An action plan to reduce the gap was implemented last year, and these changes have contributed towards the progress that has been made so far. These changes resulted in the median measurement of the pay gap reducing significantly by 21.5 percent – more than two thirds in a year. Points of the plan included a detailed assessment of starting salaries, backed up with tracking and monitoring for all new staff, a review of the college’s Pay and Grading Policy and Procedure and a review of pay scales. The college also complied with 2017 statutory regulations on pay audits and further promoted the family friendly flexible working opportunities to encourage both male and female staff with caring responsibilities, to discuss arrangements which will not inhibit career progression.

Further changes have also been put in place that the college believes will continue to support their commitment to narrowing the gap. In September 2018, the Learning Support Assistant team moved up a whole pay scale, the team is made up of 26 employees, 96% female. In August 2019 the college will be shortening the academic pay scale, by removing two points.

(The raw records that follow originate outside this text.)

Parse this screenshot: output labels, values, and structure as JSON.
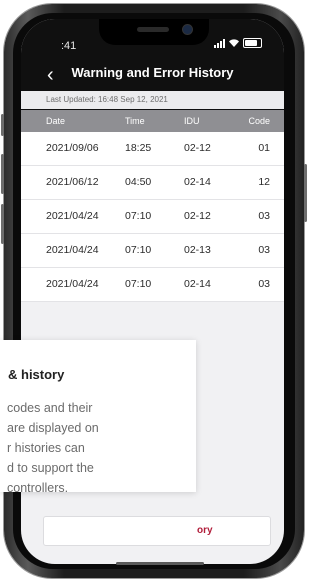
{
  "status": {
    "time": ":41"
  },
  "header": {
    "title": "Warning and Error History",
    "back_glyph": "‹"
  },
  "last_updated": "Last Updated: 16:48 Sep 12, 2021",
  "table": {
    "columns": [
      "Date",
      "Time",
      "IDU",
      "Code"
    ],
    "rows": [
      [
        "2021/09/06",
        "18:25",
        "02-12",
        "01"
      ],
      [
        "2021/06/12",
        "04:50",
        "02-14",
        "12"
      ],
      [
        "2021/04/24",
        "07:10",
        "02-12",
        "03"
      ],
      [
        "2021/04/24",
        "07:10",
        "02-13",
        "03"
      ],
      [
        "2021/04/24",
        "07:10",
        "02-14",
        "03"
      ]
    ]
  },
  "bottom_button": {
    "label": "ory"
  },
  "card": {
    "title": "& history",
    "lines": [
      "codes and their",
      "are displayed on",
      "r histories can",
      "d to support the",
      "controllers."
    ]
  },
  "colors": {
    "accent": "#b11d3a",
    "header_bg": "#101010",
    "table_header_bg": "#8f8f93"
  }
}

This will reduce the time it takes to access top pay points, which will be beneficial to female lecturers who, on average, have shorter service than their male counterparts.

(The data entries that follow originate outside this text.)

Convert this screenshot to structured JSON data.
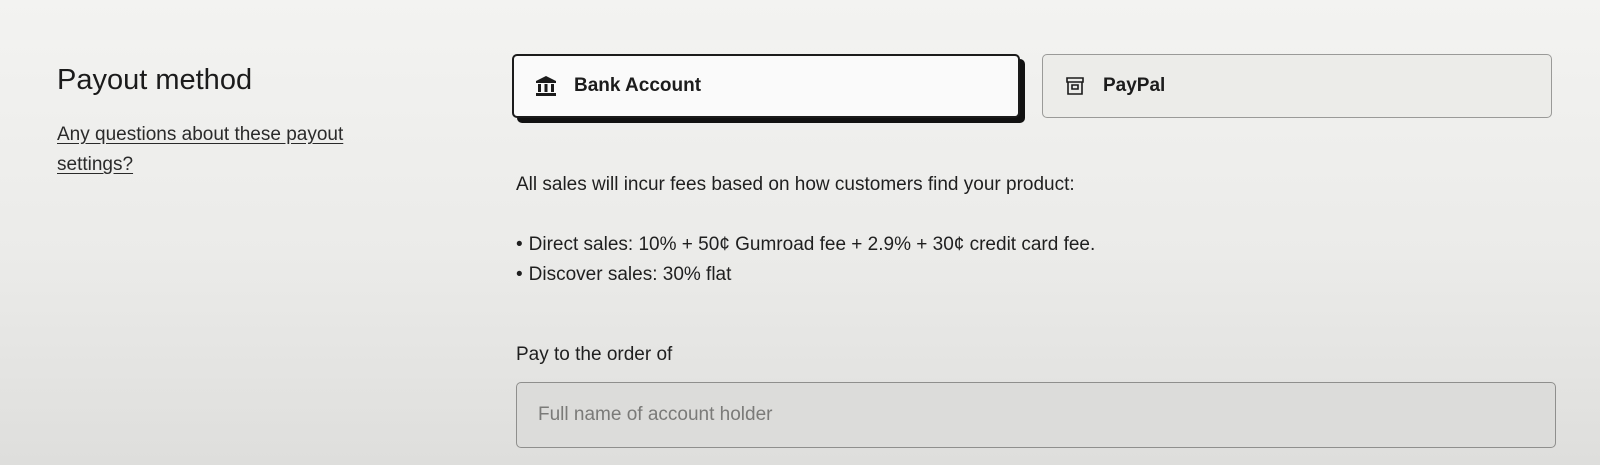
{
  "sidebar": {
    "title": "Payout method",
    "help_link": "Any questions about these payout settings?"
  },
  "payout_methods": [
    {
      "label": "Bank Account",
      "icon": "bank-icon",
      "selected": true
    },
    {
      "label": "PayPal",
      "icon": "paypal-icon",
      "selected": false
    }
  ],
  "fees": {
    "intro": "All sales will incur fees based on how customers find your product:",
    "items": [
      "Direct sales: 10% + 50¢ Gumroad fee + 2.9% + 30¢ credit card fee.",
      "Discover sales: 30% flat"
    ]
  },
  "pay_to": {
    "label": "Pay to the order of",
    "placeholder": "Full name of account holder",
    "value": ""
  }
}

New College reviews all of its policies and practices to ensure that discrimination does not occur and are confident that its gender pay gap does not stem from paying men and women differently for the same or equivalent work.  The gender pay gap is the result of the roles in which men and women work within the organisation and the salaries that these roles attract. 

Across the UK as a whole, men are more likely than women to be in senior roles, especially very senior roles at the top of organisations, while women are more likely than men to be in front line roles at the lower end of the organisation.  Many women take time out of the labour market and work part time because of unequal sharing of care responsibilities which affects career progression.

Staff with caring responsibilities are well served at New College with options including flexible working patterns, part time and term time contracts, one-year career breaks, and a nursery offering a 5% discount near the main site. In particular the rate of return after maternity leave is high with contract flexibility available. 

Maureen Debbage, Vice Principal Human Resources, said: “We are delighted with our significant improvement.  This has been due to early identification of the gender pay gap, even before the compulsory reporting, followed by immediate actions to improve.  This has demonstrated our full commitment to narrowing the gap and we will continue to demonstrate that commitment going forwards.”